Even partially beaten white eggs (practice in disuse because of the risk of contracting salmonella, without pasteurization) or gelatin are good ways to get the right softness.

You can also add a distillate, but be careful because it greatly reduces the freezing temperature and makes the sorbet very liquid.

Considerations and Warnings

Water has a major role in the sorbet preparation.
It had to solidify in part and also remain liquid or micro crystallized.
So it is very important not to underestimate the choice of water: the best should not be too rich in mineral salts.

Adding sugar is important and plays a dual role: to keep the water in a non-solid state through its antifreeze properties and to enhance the flavour of others ingredients.

You should not overdo the amount of sugar in the sorbet: it is very important to take account of the sugar already present in the fruit, which will contribute to the sweetness as much as the added one. The risk is to obtain a too heavy and sweet sorbet.
Do not add milk and any other dairy products!
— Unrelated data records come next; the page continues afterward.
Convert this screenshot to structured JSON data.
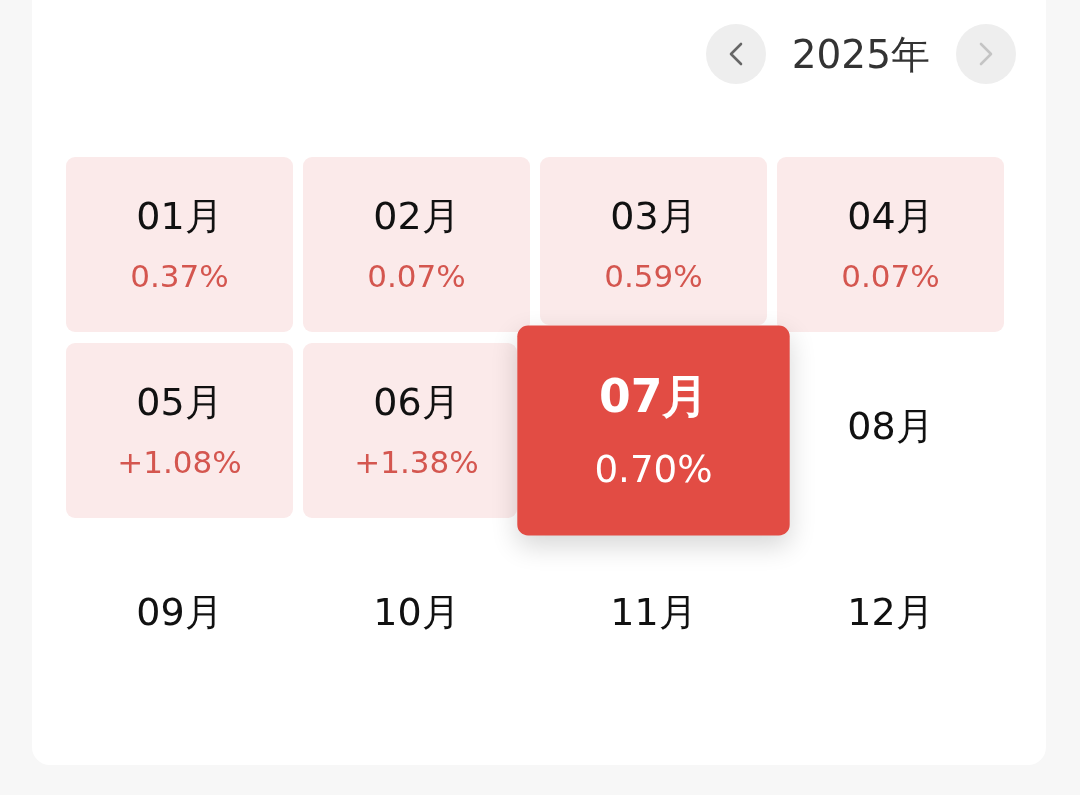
{
  "header": {
    "year": "2025年",
    "prev": {
      "disabled": false
    },
    "next": {
      "disabled": true
    }
  },
  "months": [
    {
      "label": "01月",
      "value": "0.37%",
      "selected": false
    },
    {
      "label": "02月",
      "value": "0.07%",
      "selected": false
    },
    {
      "label": "03月",
      "value": "0.59%",
      "selected": false
    },
    {
      "label": "04月",
      "value": "0.07%",
      "selected": false
    },
    {
      "label": "05月",
      "value": "+1.08%",
      "selected": false
    },
    {
      "label": "06月",
      "value": "+1.38%",
      "selected": false
    },
    {
      "label": "07月",
      "value": "0.70%",
      "selected": true
    },
    {
      "label": "08月",
      "selected": false
    },
    {
      "label": "09月",
      "selected": false
    },
    {
      "label": "10月",
      "selected": false
    },
    {
      "label": "11月",
      "selected": false
    },
    {
      "label": "12月",
      "selected": false
    }
  ]
}
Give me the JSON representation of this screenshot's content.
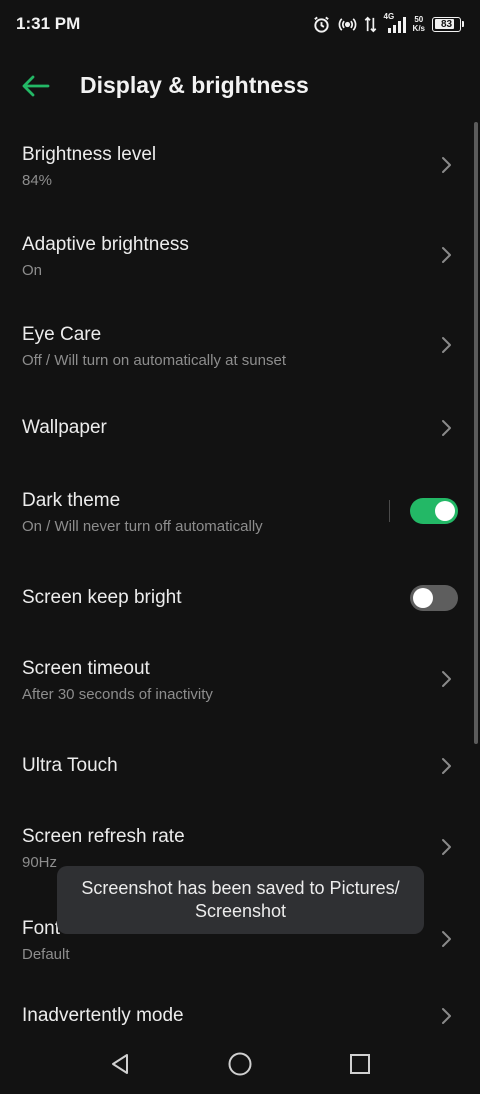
{
  "status_bar": {
    "time": "1:31 PM",
    "network": "4G",
    "speed_value": "50",
    "speed_unit": "K/s",
    "battery": "83",
    "battery_level": 0.83,
    "icons": [
      "alarm-icon",
      "hotspot-icon",
      "data-arrows-icon",
      "signal-icon"
    ]
  },
  "header": {
    "title": "Display & brightness",
    "back_icon": "arrow-left-icon",
    "accent": "#23b866"
  },
  "settings": [
    {
      "title": "Brightness level",
      "subtitle": "84%",
      "control": "chevron"
    },
    {
      "title": "Adaptive brightness",
      "subtitle": "On",
      "control": "chevron"
    },
    {
      "title": "Eye Care",
      "subtitle": "Off / Will turn on automatically at sunset",
      "control": "chevron"
    },
    {
      "title": "Wallpaper",
      "subtitle": "",
      "control": "chevron"
    },
    {
      "title": "Dark theme",
      "subtitle": "On / Will never turn off automatically",
      "control": "toggle",
      "toggle_on": true
    },
    {
      "title": "Screen keep bright",
      "subtitle": "",
      "control": "toggle",
      "toggle_on": false
    },
    {
      "title": "Screen timeout",
      "subtitle": "After 30 seconds of inactivity",
      "control": "chevron"
    },
    {
      "title": "Ultra Touch",
      "subtitle": "",
      "control": "chevron"
    },
    {
      "title": "Screen refresh rate",
      "subtitle": "90Hz",
      "control": "chevron"
    },
    {
      "title": "Font size",
      "subtitle": "Default",
      "control": "chevron"
    },
    {
      "title": "Inadvertently mode",
      "subtitle": "",
      "control": "chevron"
    }
  ],
  "toast": {
    "line1": "Screenshot has been saved to  Pictures/",
    "line2": "Screenshot"
  },
  "nav_bar": {
    "icons": [
      "back-triangle-icon",
      "home-circle-icon",
      "recents-square-icon"
    ]
  }
}
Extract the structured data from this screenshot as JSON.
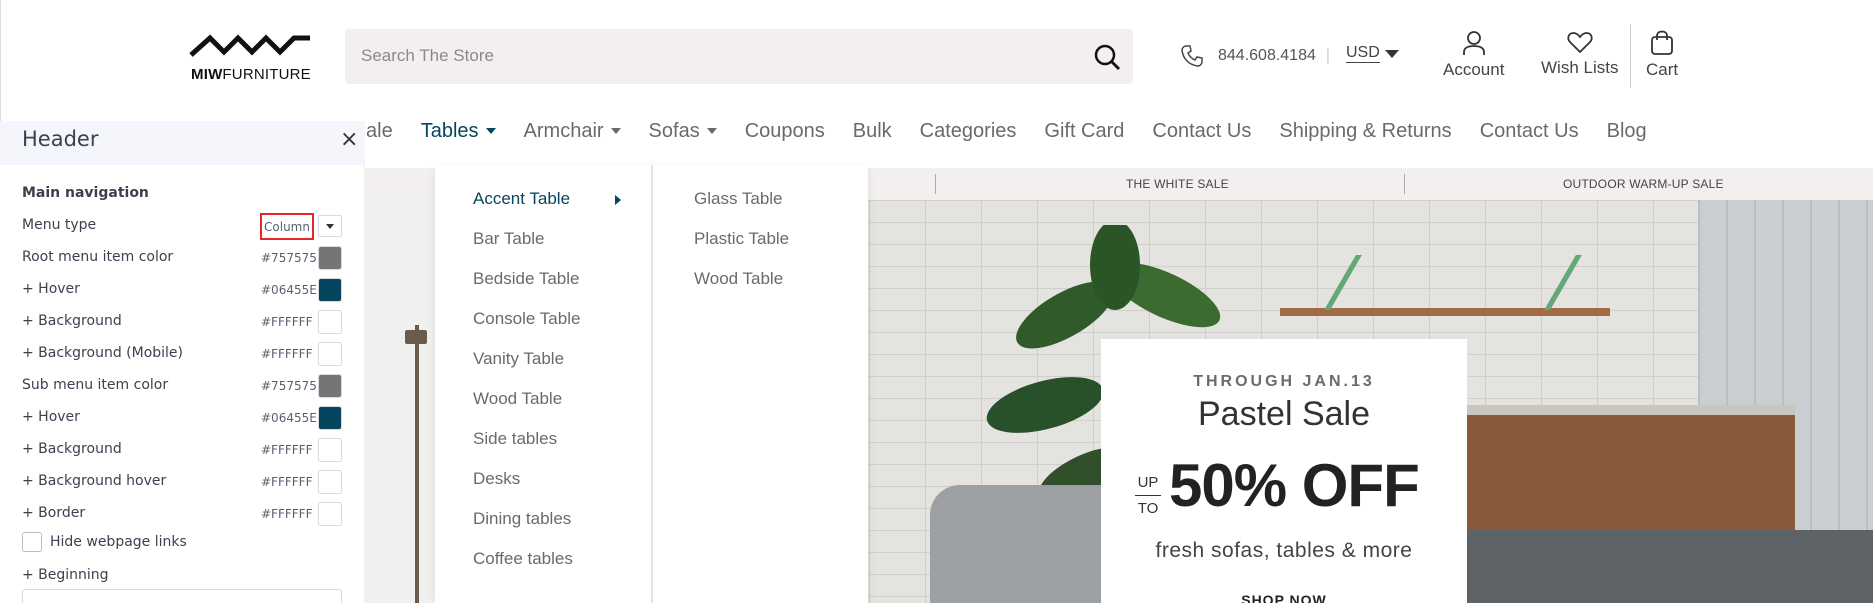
{
  "header": {
    "logo": {
      "bold": "MIW",
      "rest": "FURNITURE"
    },
    "search": {
      "placeholder": "Search The Store"
    },
    "phone": "844.608.4184",
    "currency": "USD",
    "account_label": "Account",
    "wishlist_label": "Wish Lists",
    "cart_label": "Cart"
  },
  "nav": {
    "items": [
      {
        "label": "n Sale"
      },
      {
        "label": "Tables"
      },
      {
        "label": "Armchair"
      },
      {
        "label": "Sofas"
      },
      {
        "label": "Coupons"
      },
      {
        "label": "Bulk"
      },
      {
        "label": "Categories"
      },
      {
        "label": "Gift Card"
      },
      {
        "label": "Contact Us"
      },
      {
        "label": "Shipping & Returns"
      },
      {
        "label": "Contact Us"
      },
      {
        "label": "Blog"
      }
    ]
  },
  "mega_menu": {
    "primary": [
      "Accent Table",
      "Bar Table",
      "Bedside Table",
      "Console Table",
      "Vanity Table",
      "Wood Table",
      "Side tables",
      "Desks",
      "Dining tables",
      "Coffee tables"
    ],
    "secondary": [
      "Glass Table",
      "Plastic Table",
      "Wood Table"
    ]
  },
  "promo": {
    "items": [
      "THE WHITE SALE",
      "OUTDOOR WARM-UP SALE"
    ]
  },
  "hero": {
    "through": "THROUGH JAN.13",
    "title": "Pastel Sale",
    "up": "UP",
    "to": "TO",
    "big": "50% OFF",
    "subtitle": "fresh sofas, tables & more",
    "cta": "SHOP NOW"
  },
  "panel": {
    "title": "Header",
    "close": "×",
    "section": "Main navigation",
    "menu_type_label": "Menu type",
    "menu_type_value": "Column",
    "rows": [
      {
        "label": "Root menu item color",
        "hex": "#757575",
        "color": "#757575"
      },
      {
        "label": "+ Hover",
        "hex": "#06455E",
        "color": "#06455E"
      },
      {
        "label": "+ Background",
        "hex": "#FFFFFF",
        "color": "#FFFFFF"
      },
      {
        "label": "+ Background (Mobile)",
        "hex": "#FFFFFF",
        "color": "#FFFFFF"
      },
      {
        "label": "Sub menu item color",
        "hex": "#757575",
        "color": "#757575"
      },
      {
        "label": "+ Hover",
        "hex": "#06455E",
        "color": "#06455E"
      },
      {
        "label": "+ Background",
        "hex": "#FFFFFF",
        "color": "#FFFFFF"
      },
      {
        "label": "+ Background hover",
        "hex": "#FFFFFF",
        "color": "#FFFFFF"
      },
      {
        "label": "+ Border",
        "hex": "#FFFFFF",
        "color": "#FFFFFF"
      }
    ],
    "hide_links_label": "Hide webpage links",
    "beginning_label": "+ Beginning"
  },
  "colors": {
    "accent": "#06455e",
    "highlight_border": "#e4282a"
  }
}
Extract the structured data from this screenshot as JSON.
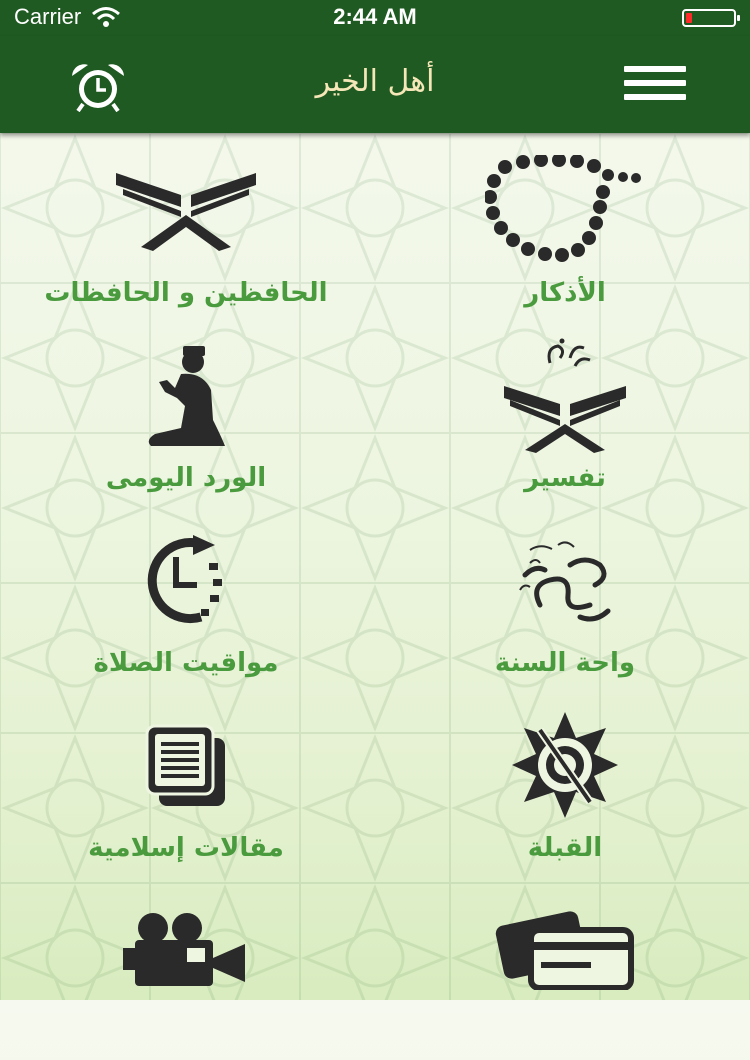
{
  "status_bar": {
    "carrier": "Carrier",
    "time": "2:44 AM"
  },
  "navbar": {
    "title": "أهل الخير",
    "left_icon": "alarm-clock-icon",
    "right_icon": "menu-icon"
  },
  "colors": {
    "bar_green": "#1f5a22",
    "title_gold": "#f6e7b8",
    "label_green": "#4a9a3e",
    "icon_dark": "#2a2a2a"
  },
  "grid": {
    "items": [
      {
        "label": "الأذكار",
        "icon": "prayer-beads-icon"
      },
      {
        "label": "الحافظين و الحافظات",
        "icon": "quran-stand-icon"
      },
      {
        "label": "تفسير",
        "icon": "quran-tafsir-icon"
      },
      {
        "label": "الورد اليومى",
        "icon": "praying-man-icon"
      },
      {
        "label": "واحة السنة",
        "icon": "muhammad-calligraphy-icon"
      },
      {
        "label": "مواقيت الصلاة",
        "icon": "prayer-time-clock-icon"
      },
      {
        "label": "القبلة",
        "icon": "qibla-compass-icon"
      },
      {
        "label": "مقالات إسلامية",
        "icon": "articles-icon"
      },
      {
        "label": "",
        "icon": "payment-cards-icon"
      },
      {
        "label": "",
        "icon": "video-camera-icon"
      }
    ]
  }
}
Those people who opt for the sorbet are looking for a light and refreshing food, with no fat milk and cream (in fact, it is a perfect for people with lactose intolerance!).

Ripe fruit is the best because its more intense flavour makes the sorbet strong and very fruity.
As usual, here are some fresh sorbet recipes to cool the hottest days!


Raspberry sorbet

Ingredients: water, pulp raspberries, dextrose, sucrose, dehydrated glucose syrup, lemon juice

Put the sugar, dextrose and glucose syrup in a pot and cook it at 65°C for 2 minutes.
Then let the mixture cool.
The last step is to add the raspberries pulp and lemon juice, stirring constantly and gently to get a smooth texture.

Grapefruit sorbet

Ingredients: water, grapefruit juice without sugar, sucrose, dehydrated glucose syrup.

Put the sugar and the glucose syrup in a pot and cook it at 65°C for 2 minutes.
Then let the mixture cool.
The last step is to add the grapefruit juice, stirring constantly and gently to get a smooth texture.

Melon sorbet and port

Ingredients: water, pureed melon pulp, dextrose, sucrose, dehydrated glucose syrup, Porto, lemon juice.

Put the sugar, dextrose and glucose syrup in a pot and cook it at 65°C for 2 minutes.
Then let the mixture cool.
Add the pureed melon pulp and lemon juice, stirring constantly and gently to get a smooth texture.
At the end, add a good dose of Port.


Some tricks are extremely important to achieve a great result. These tricks uses two physical and chemical mechanisms and they are: the osmotic potential of the starting liquid and the constant mixing of the product during cooling to obtain a soft and dense texture.